Netball is a surprisingly fast-paced game. Although there is no dribbling as there is in the game of basketball, players still need to learn how to be swift on their feet and how to move quickly around their opponents.
Being quick in netball is essential, as it allows players to break free from defenders and make space. Speed helps players to be able to grab the ball; once they have possession, it is essential that their teammates also move fast, as they can only remain in possession for three seconds at a time.
Training for speed in any sport takes practice and dedication, and even the best payers have training routines they work at all the time. These tips will help you to improve your speed on the court and generally play better.
The star run, a drill that helps to promote speed, requires four cones or markers in different positions. The coach will call out a different position each time and players must run to the cone or marker in this spot. Setting up markers in the north, south, east and west is always a good idea, as it teaches players the different directions that may be called out during the game.
Picking up the pace
Running in short bursts is something that take practice, and can be done on a field or court. After warming up, players should line up and must run as fast as possible to the opposite point every time the coach blows the whistle.

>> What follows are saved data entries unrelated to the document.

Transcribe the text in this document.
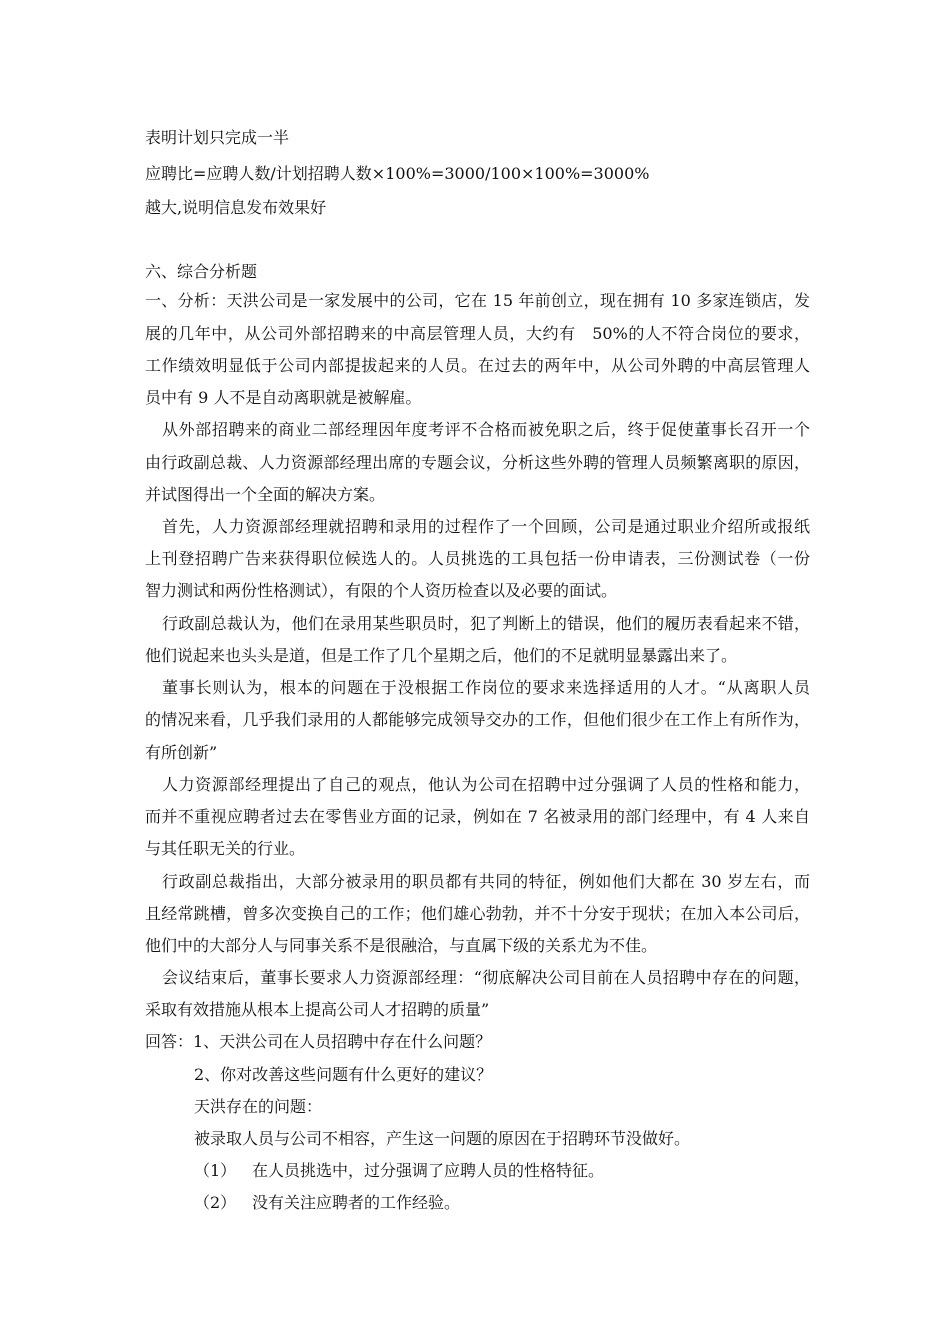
表明计划只完成一半
应聘比=应聘人数/计划招聘人数×100%=3000/100×100%=3000%
越大,说明信息发布效果好
六、综合分析题
一、分析：天洪公司是一家发展中的公司，它在 15 年前创立，现在拥有 10 多家连锁店，发
展的几年中，从公司外部招聘来的中高层管理人员，大约有　50%的人不符合岗位的要求，
工作绩效明显低于公司内部提拔起来的人员。在过去的两年中，从公司外聘的中高层管理人
员中有 9 人不是自动离职就是被解雇。
从外部招聘来的商业二部经理因年度考评不合格而被免职之后，终于促使董事长召开一个
由行政副总裁、人力资源部经理出席的专题会议，分析这些外聘的管理人员频繁离职的原因，
并试图得出一个全面的解决方案。
首先，人力资源部经理就招聘和录用的过程作了一个回顾，公司是通过职业介绍所或报纸
上刊登招聘广告来获得职位候选人的。人员挑选的工具包括一份申请表，三份测试卷（一份
智力测试和两份性格测试），有限的个人资历检查以及必要的面试。
行政副总裁认为，他们在录用某些职员时，犯了判断上的错误，他们的履历表看起来不错，
他们说起来也头头是道，但是工作了几个星期之后，他们的不足就明显暴露出来了。
董事长则认为，根本的问题在于没根据工作岗位的要求来选择适用的人才。“从离职人员
的情况来看，几乎我们录用的人都能够完成领导交办的工作，但他们很少在工作上有所作为，
有所创新”
人力资源部经理提出了自己的观点，他认为公司在招聘中过分强调了人员的性格和能力，
而并不重视应聘者过去在零售业方面的记录，例如在 7 名被录用的部门经理中，有 4 人来自
与其任职无关的行业。
行政副总裁指出，大部分被录用的职员都有共同的特征，例如他们大都在 30 岁左右，而
且经常跳槽，曾多次变换自己的工作；他们雄心勃勃，并不十分安于现状；在加入本公司后，
他们中的大部分人与同事关系不是很融洽，与直属下级的关系尤为不佳。
会议结束后，董事长要求人力资源部经理：“彻底解决公司目前在人员招聘中存在的问题，
采取有效措施从根本上提高公司人才招聘的质量”
回答：1、天洪公司在人员招聘中存在什么问题？
2、你对改善这些问题有什么更好的建议？
天洪存在的问题：
被录取人员与公司不相容，产生这一问题的原因在于招聘环节没做好。
（1） 在人员挑选中，过分强调了应聘人员的性格特征。
（2） 没有关注应聘者的工作经验。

There are plenty of netball drill training video options to help you build up speed and reaction time, with resources such as https://www.sportplan.net/drills/Netball/drills.jsp a great help in this regard. Slalom-style training will see players run through cones set out in slalom style. This improves their reaction time and ease of movement when travelling at a faster pace.
This drill is simple, but very effective. Players must line up in a row and the coach must move the ball up, down, right and left. Whenever the ball moves, the players must move their feet and hands in the same direction; in addition, the coach can toss the ball at a player when least expected to ensure they tighten up their reaction time and are always prepared.